To register the analytical signal formed due to the interaction of enzymes with the components being determined, the working electrode was modified by immobilizing enzymes in a composite based on carbon nanotubes and redox-active gel obtained by modifying the BSA gel with electroactive compounds–phenazine derivatives. Redox gels based on these compounds are characterized by rapid electron transfer and electrocatalytic activity, and are, therefore, frequently used to develop electrochemical biosensors [34,35,36,37,38,39]. The introduction of carbon nanotubes into the composite allows the increase in electrical conductivity in the system and retains the enzyme on the electrode surface, which helps to improve the characteristics of the biosensor [40,41]. The presence of functional groups (amino groups) in phenazine and BSA molecules allows the formation of redox-active gel using glutaraldehyde. It should be noted that the successful use of redox-active polymers BSA and neutral red forms a biosensor to assess BOD and toxicity [38] and that BSA and safranin are used to assess the phenolic index [39].
Taking into account the advantages of redox-active polymers based on BSA, phenazine compounds are capable of mediating electron transfer from active enzyme centers to the electrode surface and carbon nanotubes, and a new type of reagent-free biosensor for glucose, lactate, ethanol and starch based on a BSA-neutral red/CNT composite was developed in this work. Each stage of formation is described below and illustrated in Figure 3.

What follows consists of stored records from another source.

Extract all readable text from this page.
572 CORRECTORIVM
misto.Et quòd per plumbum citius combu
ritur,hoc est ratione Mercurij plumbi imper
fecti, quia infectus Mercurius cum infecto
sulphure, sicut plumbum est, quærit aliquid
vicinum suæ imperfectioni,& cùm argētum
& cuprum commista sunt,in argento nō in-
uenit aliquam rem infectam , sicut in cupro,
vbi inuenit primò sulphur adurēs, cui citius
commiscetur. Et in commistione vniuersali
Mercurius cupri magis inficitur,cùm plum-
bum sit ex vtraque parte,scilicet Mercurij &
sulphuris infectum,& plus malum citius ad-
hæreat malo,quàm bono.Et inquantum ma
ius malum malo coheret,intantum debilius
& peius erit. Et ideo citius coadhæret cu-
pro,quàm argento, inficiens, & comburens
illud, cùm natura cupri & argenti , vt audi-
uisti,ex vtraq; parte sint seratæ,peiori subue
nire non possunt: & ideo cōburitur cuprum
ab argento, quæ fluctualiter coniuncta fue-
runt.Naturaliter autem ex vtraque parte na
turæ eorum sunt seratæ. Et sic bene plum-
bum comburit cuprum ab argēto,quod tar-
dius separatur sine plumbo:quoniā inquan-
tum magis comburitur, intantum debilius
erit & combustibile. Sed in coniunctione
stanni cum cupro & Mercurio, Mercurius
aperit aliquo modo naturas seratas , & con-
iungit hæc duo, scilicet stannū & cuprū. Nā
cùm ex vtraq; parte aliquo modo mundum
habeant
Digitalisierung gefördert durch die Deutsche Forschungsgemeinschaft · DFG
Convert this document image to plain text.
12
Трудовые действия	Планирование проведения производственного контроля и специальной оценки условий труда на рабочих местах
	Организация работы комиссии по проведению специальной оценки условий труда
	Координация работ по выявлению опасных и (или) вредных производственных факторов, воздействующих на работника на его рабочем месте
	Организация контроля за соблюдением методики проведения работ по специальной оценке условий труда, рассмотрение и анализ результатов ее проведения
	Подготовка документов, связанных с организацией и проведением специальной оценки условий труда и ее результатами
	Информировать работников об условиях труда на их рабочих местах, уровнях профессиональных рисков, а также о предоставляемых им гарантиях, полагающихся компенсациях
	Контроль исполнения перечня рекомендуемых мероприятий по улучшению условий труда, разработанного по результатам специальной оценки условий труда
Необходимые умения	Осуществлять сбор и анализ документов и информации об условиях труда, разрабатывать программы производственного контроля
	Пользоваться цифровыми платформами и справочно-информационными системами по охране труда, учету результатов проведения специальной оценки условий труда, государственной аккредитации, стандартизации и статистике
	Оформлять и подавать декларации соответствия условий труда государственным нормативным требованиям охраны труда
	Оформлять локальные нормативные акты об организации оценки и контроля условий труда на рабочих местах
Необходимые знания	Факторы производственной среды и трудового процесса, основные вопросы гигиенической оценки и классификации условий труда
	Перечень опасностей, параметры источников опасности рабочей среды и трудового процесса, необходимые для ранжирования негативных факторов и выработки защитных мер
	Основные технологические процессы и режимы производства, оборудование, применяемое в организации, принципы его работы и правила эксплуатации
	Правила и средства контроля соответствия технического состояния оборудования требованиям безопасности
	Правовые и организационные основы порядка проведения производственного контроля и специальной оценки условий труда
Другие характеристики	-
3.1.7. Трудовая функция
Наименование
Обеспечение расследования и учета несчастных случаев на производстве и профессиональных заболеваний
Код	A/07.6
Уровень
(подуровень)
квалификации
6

2.2. Formation of a Redox-Active Gel

Figure 4 shows the results of applying all the methods used to analyze the chemical structure of the redox-active gel of BSA-NB. The modification of BSA with electroactive phenazines was confirmed by IR and Raman spectroscopy (Figure S1): an absorption band at 1600 cm−1 appears in the IR spectrum of the redox-active polymers, which corresponds to the stretching vibrations of the C=N imine bond of the Schiff base, which is consistent with earlier studies [38,39,40,41,42]; strong fluorescence of the polymer is observed in the Raman spectra, indicating that new gel units have been formed, in contrast to the original pure substances (Figure S2). The change in the surface structure of the developed electrodes was assessed using SEM micrographs. The polymer structure obtained after cross-linking the molecules of phenazine and BSA derivatives with glutaraldehyde is monolithic, contains small pores and is capable of firmly holding enzyme molecules without interfering with the diffusion of substrates and metabolites (Figure S3).
The electrochemical properties of bioelectrodes based on redox-active gel were studied using cyclic voltammetry (Figures S4 and S5) and impedance spectroscopy (Figure S7). Electron transfer in the redox gel occurs through the process of hopping electron transfer between mediator molecules. This process can be limited by either the hopping stage or the step of electron transfer from the mediator to the electrode surface, which is known as the surface reaction at the electrode [43].
To evaluate the electron transfer by redox-active polymers, the constants of heterogeneous electron transfer and the rate constant of interaction between the redox polymer and the GOx enzyme, kint, were obtained (Table 1). The Laviron model was used to calculate the rate constants of heterogeneous electron transfer (Text S1, Equation (S1)). The Nicholson-Shine model was used to calculate the rate constant of interaction between the redox gel and GOx (Text S2, Equation (S2)). The obtained data (Figures S4–S6) made it possible to quantitatively measure the rates of the individual stages of electron transfer in biosensors and thus, evaluate the efficiency of interaction between the enzyme, redox site and electrode (Table 1).
The obtained results show that NB and NR can be distinguished as the most effective modifications of BSA for the formation of redox-active polymers based on the interaction rate constants. The average electrolyte resistance Rs was 282 Ohm. The double electric layer of all polymers has a similar roughness αdl, with a low capacity of 0.07–0.18 μF. The lowest charge transfer resistance is observed for redox polymers based on BSA and the mediators neutral red, toluidine blue, phenosafranin and azure, respectively. Based on the obtained data, two mediators can be distinguished: neutral red (by high values of the heterogeneous rate constant, interaction constant and charge transfer resistance) and NB (by high values of the heterogeneous rate constant and interaction constant) for the creation of nanocomposites based on them.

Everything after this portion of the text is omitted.